15/03/20  -  Réchauffement et Covid-19, même combat    PAR STÉPHANE FOUCART

La crise ouverte par la pandémie de Covid-19 est inédite à plusieurs titres. La rapidité de propagation de la maladie, la pression qu'elle met sur les systèmes de santé et la férocité de son impact sur les grandes  places boursières sont autant de phénomènes jamais observés auparavant, s'agissant d'une maladie virale. Elle est aussi, et surtout, l'occasion pour les grandes puissances de devoir appliquer des contraintes fortes sur leurs économies. Depuis fin janvier, des pans entiers de l'industrie chinoise ont été, littéralement, mis à l'arrêt par décision politique.

   Avec, comme conséquence, des importations de minerais au plus bas, des exportations de produits manufacturés au point mort, un effondrement du tourisme, du fret, etc. En Chine, mais aussi en Italie, au Danemark et ailleurs, les Etats se sont arrogé le droit d'entraver les conduites individuelles et certaines activités commerciales. Le corollaire étant une croissance fortement amputée (la croissance chinoise devrait être plus que divisée par deux sur le premier trimestre de l'année) et un risque de fragilisation du tissu industriel.

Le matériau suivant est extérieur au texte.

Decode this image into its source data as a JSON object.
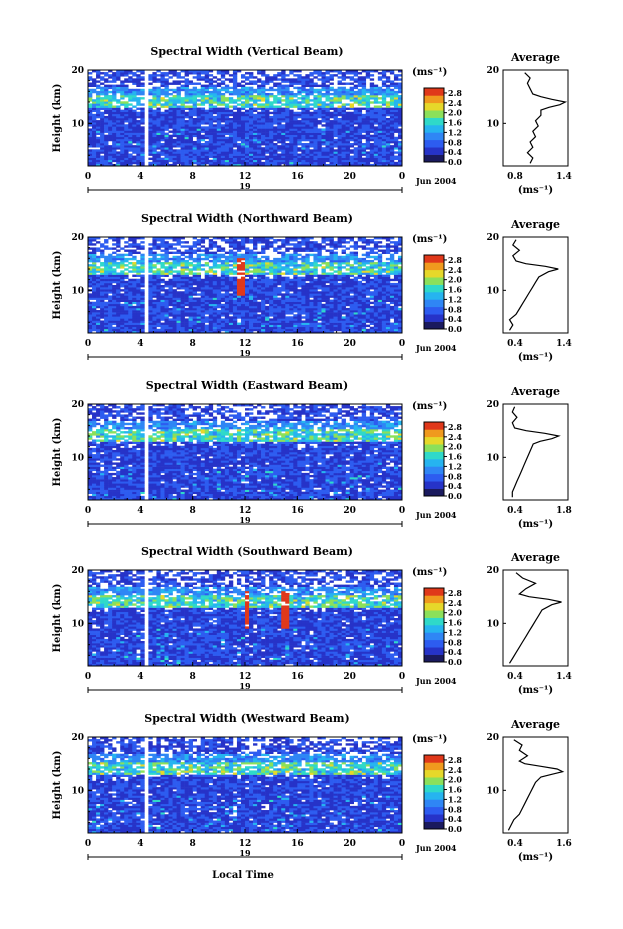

   Dans son allocution du 12 mars, Emmanuel Macron l'a martelé: les conséquences sanitaires de la pandémie de Covid-19 doivent être jugulées, « quoi qu'il en coûte». Répété à plusieurs reprises, le mot n'a rien d'anodin. Il marque la volonté présidentielle de faire passer le message que la santé des populations prime sur celle des entreprises. Et que, si les Etats œuvrent traditionnellement à favoriser, quoi qu'il en coûte, l'activité de leurs industries, ils peuvent aussi renverser ce paradigme. Quitte à tourner le dos à l'orthodoxie budgétaire, pour atténuer les effets désastreux qu'un tel renversement pourrait avoir sur les entreprises les plus fragiles et certains secteurs d'activité. Ce qui se produit depuis quelques semaines avec la propagation du coronavirus SARS-CoV-2 est ainsi réellement extraordinaire. Pour la première fois de l'histoire récente, la croissance économique a momentanément cessé d'être la seule et unique métrique du succès des politiques publiques. Il y a, en face, le nombre de morts qui pourra y être opposé.

   Aimable fiction

Pourquoi cela importe?  Parce que ce sont précisément ce type de mesures, adoptées aujourd'hui pour faire pièce au coronavirus SARS-CoV-2, qui pourraient être prises, demain, pour contrecarrer les deux grands phénomènes qui menacent à plus long terme la stabilité et la prospérité du monde: le changement climatique et l'érosion de la biodiversité. De fait, alors que les années et les décennies passent, il devient de plus en plus évident que le grand récit d'une transition «verte» de l'économie mondiale, fondée sur les bonnes volontés individuelles, quelques taxes et l'innovation technique, n'est

autre qu'une aimable fiction. Si les Etats veulent éviter la part la plus catastrophique du réchauffement en cours et ralentir l'effondrement de la vie, ils devront sans doute - une fois consommé l'échec des politiques actuelles - user de la potion amère qu'ils s'administrent face au Covid-19.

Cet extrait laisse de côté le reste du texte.